De resto, Pedro e Jorge, que vivem em união de facto desde 2007, sempre tiveram um projecto de família. “Não nos casámos porque queríamos ter filhos”, conta Jorge com um riso que evidencia a aparente contradição. “Durante o processo de adopção, omiti que vivíamos juntos. Nunca me foi perguntado directamente se era homossexual”, admite, explicando que a preocupação da assistente social e da psicóloga que acompanharam o caso foi a de garantir que Jorge tinha boas condições para ser pai e um suporte familiar em caso de morte ou incapacidade. “Como os meus pais deram sempre todo o apoio a este projecto, isso foi mais fácil”.

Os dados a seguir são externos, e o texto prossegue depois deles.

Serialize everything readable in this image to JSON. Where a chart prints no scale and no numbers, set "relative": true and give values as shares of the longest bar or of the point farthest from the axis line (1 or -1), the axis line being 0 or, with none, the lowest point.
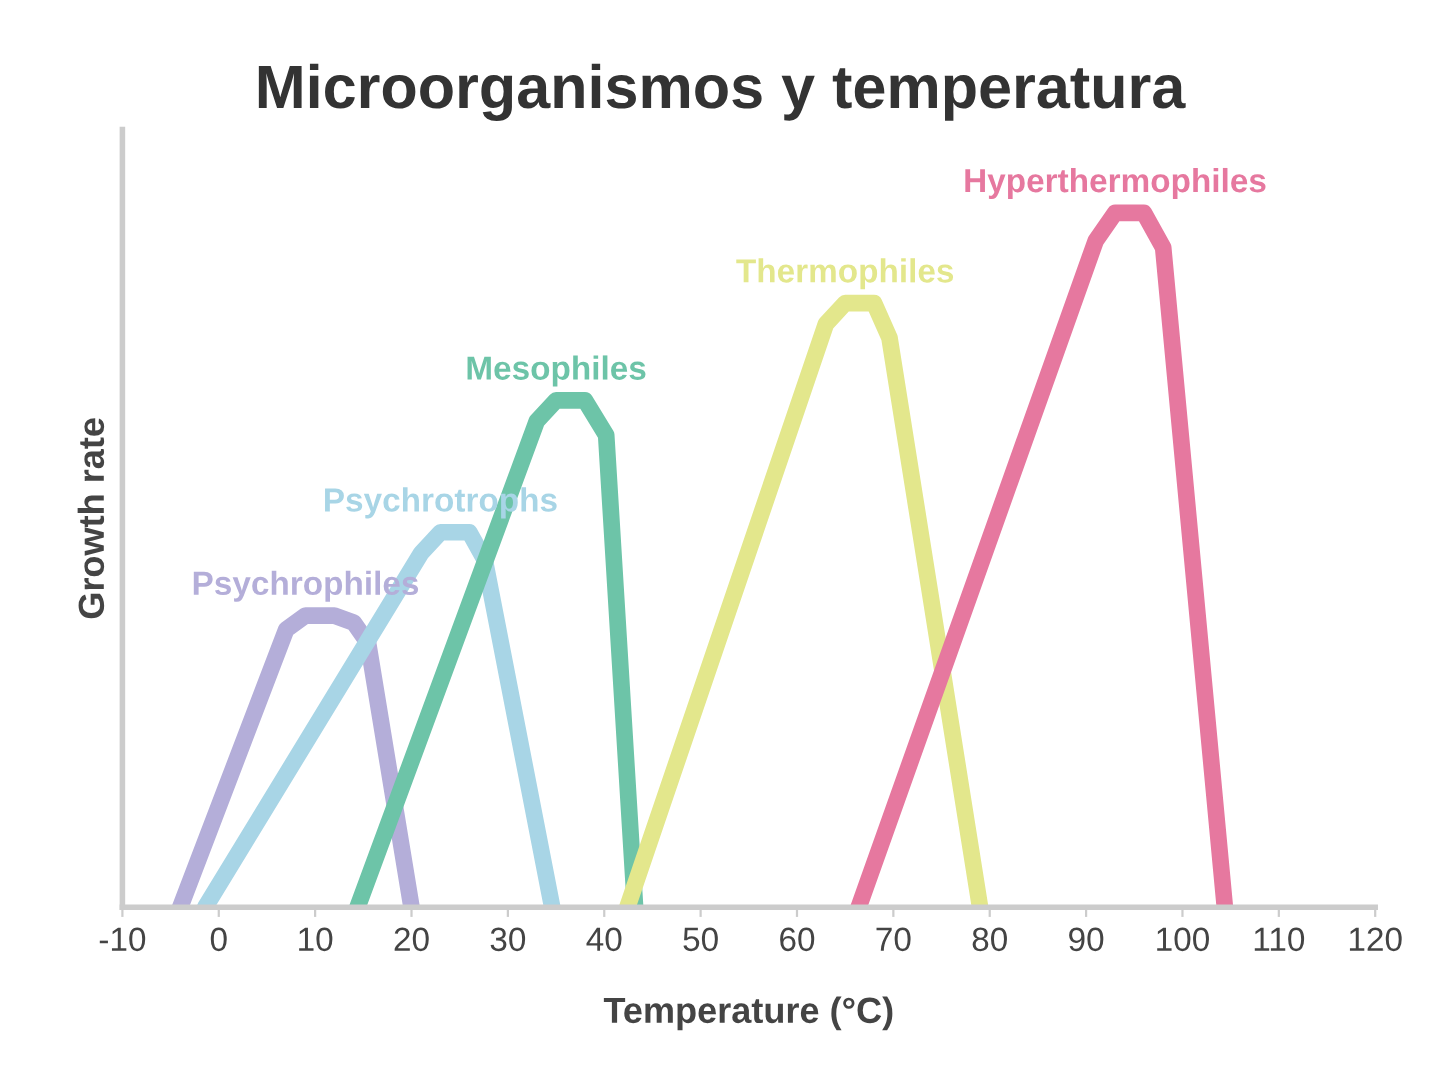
{
  "chart_data": {
    "type": "line",
    "title": "Microorganismos y temperatura",
    "xlabel": "Temperature (°C)",
    "ylabel": "Growth rate",
    "relative": true,
    "xlim": [
      -10,
      120
    ],
    "xticks": [
      -10,
      0,
      10,
      20,
      30,
      40,
      50,
      60,
      70,
      80,
      90,
      100,
      110,
      120
    ],
    "grid": false,
    "legend": false,
    "marker": "none",
    "line_style": "solid",
    "series": [
      {
        "name": "Psychrophiles",
        "color": "#b4aed9",
        "x": [
          -4,
          7,
          9,
          12,
          14,
          15.5,
          20
        ],
        "values": [
          0,
          0.4,
          0.42,
          0.42,
          0.41,
          0.38,
          0
        ]
      },
      {
        "name": "Psychrotrophs",
        "color": "#a8d5e6",
        "x": [
          -1.4,
          21,
          23,
          26,
          27.6,
          34.6
        ],
        "values": [
          0,
          0.51,
          0.54,
          0.54,
          0.5,
          0
        ]
      },
      {
        "name": "Mesophiles",
        "color": "#6dc4a8",
        "x": [
          14.4,
          33,
          35,
          38,
          40.2,
          43.2
        ],
        "values": [
          0,
          0.7,
          0.73,
          0.73,
          0.68,
          0
        ]
      },
      {
        "name": "Thermophiles",
        "color": "#e3e78c",
        "x": [
          42.4,
          63,
          65,
          68,
          69.6,
          79
        ],
        "values": [
          0,
          0.84,
          0.87,
          0.87,
          0.82,
          0
        ]
      },
      {
        "name": "Hyperthermophiles",
        "color": "#e6789f",
        "x": [
          66.4,
          91,
          93,
          96,
          98,
          104.4
        ],
        "values": [
          0,
          0.96,
          1,
          1,
          0.95,
          0
        ]
      }
    ]
  }
}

De resto, é esse apoio familiar que faz com que esteja mais descansado em relação ao futuro. “Se o pai Jorge morrer, ao pai Pedro não lhe é reconhecido nenhum direito para poder continuar a educar a criança que o ama como filho. Mas isso não é assunto que nos tire o sono, pois as nossas famílias sempre nos deram o seu apoio e todos estão a par da situação”, frisa Jorge, consciente de que nem sempre é assim. “Estamos nesta luta e damos a cara porque acreditamos que é possível mudar a lei, torná-la justa. Não só pela nossa família, mas também por outras que vivem em situações de maiores dificuldades e incertezas”, diz, orgulhoso de poder ser o retrato de “uma família feliz”.
Hoje, tem a certeza de que cria um rapaz sem problemas com o facto de estar numa família diferente da maioria: “Ele sabe que nasceu da barriga de uma mãe, como todos os bebés. Ele próprio explica que a sua mãe não conseguia cuidar dele e que, por isso, estava numa casa de meninos sem família, quando o pai Jorge o foi buscar para ficar na sua família para sempre, para ser feliz”. E ter dois pais não é coisa que o preocupe: “Também é o próprio a explicar, sem nenhum embaraço e com toda a naturalidade, que tem dois pais”.